By now you’ve heard the term “social intranet” brandished around extensively.
What makes an intranet social anyway? What differentiates a social intranet from a traditional intranet? And why would one company intentionally look for a social intranet, while another one avoids it?
I believe the elements that make an intranet social are the same ones that define any social medium, such as social networking sites we’ve all become familiar with.
3 Elements of a “Social” Intranet
1. User-generated content
In a social intranet, users can easily create and publish their own content. Aside from merely uploading documents into the intranet, users can also publish a blog, status update, wiki page. There is little censorship, if at all. Intranet authorship policies guide users on what’s appropriate. However, the community of users eventually self-govern, because of the next feature of a social intranet, which is….
Users of a social intranet can easily interact and communicate with each other. They can post comments and feedback on each other’s content. This serves as a built-in feedback mechanism, which helps them determine what types of content are relevant, which ones are most appreciated by other users, and which ones get negative responses.

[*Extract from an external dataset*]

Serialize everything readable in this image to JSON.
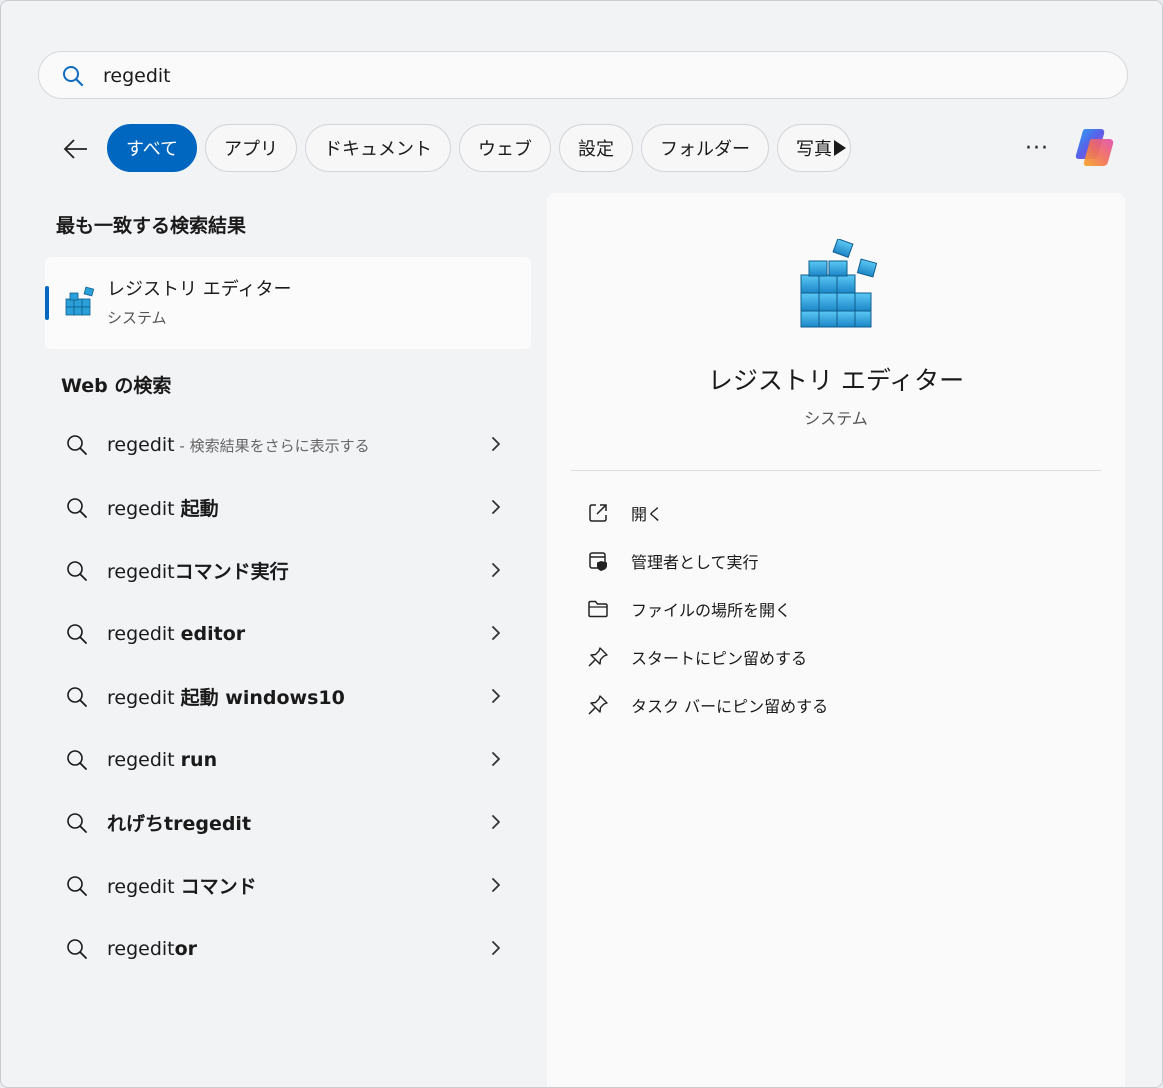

Finally, a social intranet facilitates the sharing of content. On social networking sites, content is passed around by retweeting (Twitter), sharing (Facebook), pinning (Pinterest), and on and on. In a Noodle intranet, users can easily notify other users about virtually any intranet content.
The Benefits of a Social Intranet
Given these features of a social intranet, it’s easy to see why organizations want to go social.
A social intranet facilitates knowledge sharing. It becomes easy to get answers to your questions, brainstorm ideas, and learn from the experiences of others. As an added benefit, this knowledge can be archived, which then becomes searchable on the intranet. Companies no longer need to lose the wisdom of employees when they leave the organization or retire.
Another benefit of a social intranet is that it increases employee engagement. Studies have shown that employees who are actively engaged are more motivated in their jobs and also tend to become more productive. A social intranet, therefore, makes for a happier, more productive workplace.
The Disadvantages of a Social Intranet
Knowing the advantages of a social intranet, I wonder why some companies don’t want one. It’s true, some of our clients choose to switch off the social features of their Noodle intranets.
My guess is they think these social functionalities are going to be a distraction to staff. Instead of focusing 100% on the job, staff will be giving each other virtual high fives. Socializing on the intranet can also be perceived as time consuming, an activity that doesn’t contribute to the company’s bottom line.
Another concern is that management must relinquish a lot of control in a social intranet. Allowing users to publish content and interact with each other only work if everything doesn’t need to go through three levels of approvals.
These are all valid concerns. Ultimately, each organization must decide whether they want to embrace the social aspects of today’s intranets, or to tread more lightly.
To switch from a traditional to a social intranet requires first a transformation in the company’s management style and culture.
How Social Is Your Intranet?
Which social elements does your intranet have? Are you actively using them? Would it be good for your company to have a more social intranet? Or to tone it down?